I worked with the amazing team at Dovetail Press, a newly launched publishing company in New York, to make this approachable guide to home brewing. For everyone who has contacted me over the years through email or social media with questions about coffee, equipment, and brewing methods, this book provides my answers. This book isn’t intended to train professional baristas (although it may motivate you to pursue that path), it’s meant to be an informative initial step for the java curious.
I wrote Brew as a primer to help coffee consumers feel more comfortable purchasing coffee and brewing equipment, while also gaining the knowledge and confidence to ask their baristas more specific questions that address their particular needs. From the book I explain the fundamentals of coffee production, the tools and techniques necessary to brew it better in your home and also provide a choice of recipes for some delicious coffee-based drinks and cocktails. I hope this book will inspire people to love coffee the same way this website has over recent years. I can’t wait to receive a copy of it in all your hands.Read More
We talk a lot about sour vs. bitter shots in terms of espresso, but extraction matters for other brew methods also!
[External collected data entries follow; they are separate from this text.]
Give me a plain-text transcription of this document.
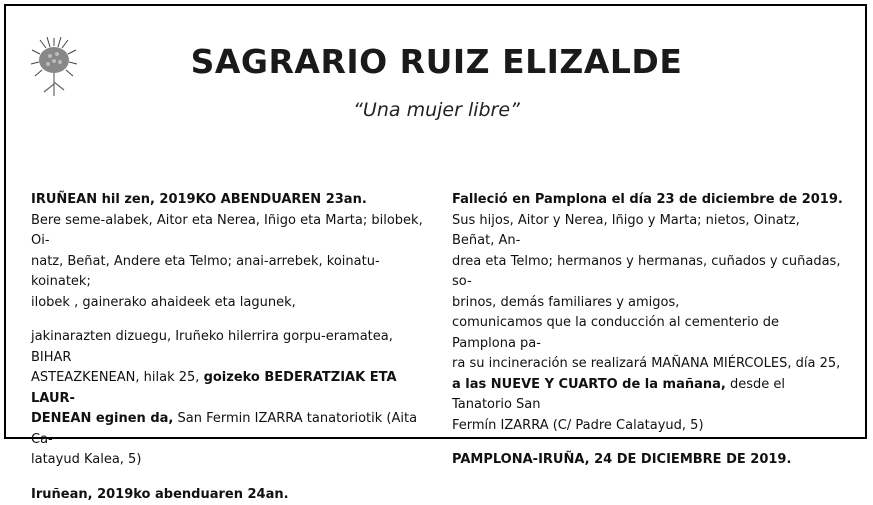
SAGRARIO RUIZ ELIZALDE
“Una mujer libre”

IRUÑEAN hil zen, 2019KO ABENDUAREN 23an.

Bere seme-alabek, Aitor eta Nerea, Iñigo eta Marta; bilobek, Oi-

natz, Beñat, Andere eta Telmo; anai-arrebek, koinatu-koinatek;

ilobek , gainerako ahaideek eta lagunek,

jakinarazten dizuegu, Iruñeko hilerrira gorpu-eramatea, BIHAR

ASTEAZKENEAN, hilak 25, goizeko BEDERATZIAK ETA LAUR-

DENEAN eginen da, San Fermin IZARRA tanatoriotik (Aita Ca-

latayud Kalea, 5)

Iruñean, 2019ko abenduaren 24an.

Falleció en Pamplona el día 23 de diciembre de 2019.

Sus hijos, Aitor y Nerea, Iñigo y Marta; nietos, Oinatz, Beñat, An-

drea eta Telmo; hermanos y hermanas, cuñados y cuñadas, so-

brinos, demás familiares y amigos,

comunicamos que la conducción al cementerio de Pamplona pa-

ra su incineración se realizará MAÑANA MIÉRCOLES, día 25,

a las NUEVE Y CUARTO de la mañana, desde el Tanatorio San

Fermín IZARRA (C/ Padre Calatayud, 5)

PAMPLONA-IRUÑA, 24 DE DICIEMBRE DE 2019.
Drip, pourover, media, espresso, cold brew, and more are all just different ways to get molecules to bond. We thought we’d talk a little about extraction in pourover and drip coffee too!
Sour Vs. Bitter
You may already know that espresso shots may turn out bitter our sour. This is because your grind is too course or fine. A bitter shot is due to under-extraction and a sour shot is the opposite. What’s happening here is that the bitter shot has been run through grounds that are too course. This means the water comes through the coffee grounds without getting a chance to properly bond with the coffee molecules. Sour shots would be the opposite. In cases like this, the grind is too fine, making it more difficult for water to pass through and over extracting the coffee. Both these things can occur in other brew methods also!
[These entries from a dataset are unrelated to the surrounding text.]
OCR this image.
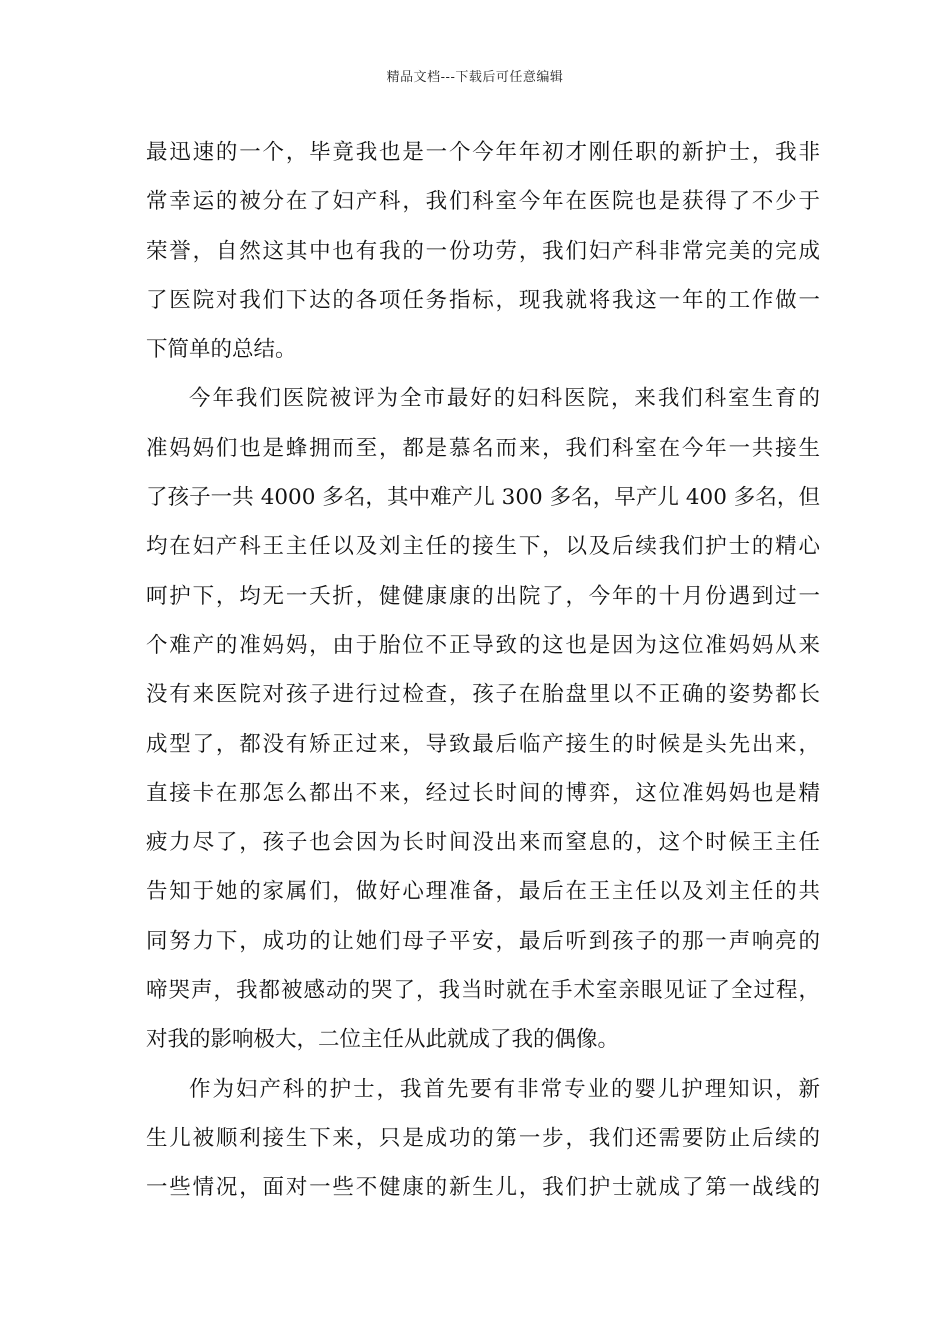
精品文档---下载后可任意编辑
最迅速的一个，毕竟我也是一个今年年初才刚任职的新护士，我非
常幸运的被分在了妇产科，我们科室今年在医院也是获得了不少于
荣誉，自然这其中也有我的一份功劳，我们妇产科非常完美的完成
了医院对我们下达的各项任务指标，现我就将我这一年的工作做一
下简单的总结。
今年我们医院被评为全市最好的妇科医院，来我们科室生育的
准妈妈们也是蜂拥而至，都是慕名而来，我们科室在今年一共接生
了孩子一共 4000 多名，其中难产儿 300 多名，早产儿 400 多名，但
均在妇产科王主任以及刘主任的接生下，以及后续我们护士的精心
呵护下，均无一夭折，健健康康的出院了，今年的十月份遇到过一
个难产的准妈妈，由于胎位不正导致的这也是因为这位准妈妈从来
没有来医院对孩子进行过检查，孩子在胎盘里以不正确的姿势都长
成型了，都没有矫正过来，导致最后临产接生的时候是头先出来，
直接卡在那怎么都出不来，经过长时间的博弈，这位准妈妈也是精
疲力尽了，孩子也会因为长时间没出来而窒息的，这个时候王主任
告知于她的家属们，做好心理准备，最后在王主任以及刘主任的共
同努力下，成功的让她们母子平安，最后听到孩子的那一声响亮的
啼哭声，我都被感动的哭了，我当时就在手术室亲眼见证了全过程，
对我的影响极大，二位主任从此就成了我的偶像。
作为妇产科的护士，我首先要有非常专业的婴儿护理知识，新
生儿被顺利接生下来，只是成功的第一步，我们还需要防止后续的
一些情况，面对一些不健康的新生儿，我们护士就成了第一战线的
While its true that trickle and pourover coffee are less demanding with respect to grounds, they still matter. What you’re looking for here is consistency as much as fine-ness, because these brewing methods just work differently than espresso. In the case of espresso, water is being pumped through the puck of grounds. It follows that finer grounds are needed to”stop” the water. In the case of trickle and pourover, gravity is the thing pulling the water through. That means that much coarser grounds will work. That said, consistent grounds are important to ensure extracation. How do you correct for sour and sour shots?
Grind and Flow Rate
The first thing to do is check your grind. Much like with espresso, if you’re getting sour pourovers, think about making your grind a bit coarser. Do the opposite for pots. Another thing you may seek to modify is your pour rate, and your amounts per pour. While the gap here should be minuscule, using a Gooseneck kettle will keep you from pouring too quickly. In terms of amount, more water on your filter may lead to a faster flow rate through the coffee. Using less water per pour if your coffee is bitter and a bit more if its sour may not fix the issue, but it is a thing to try.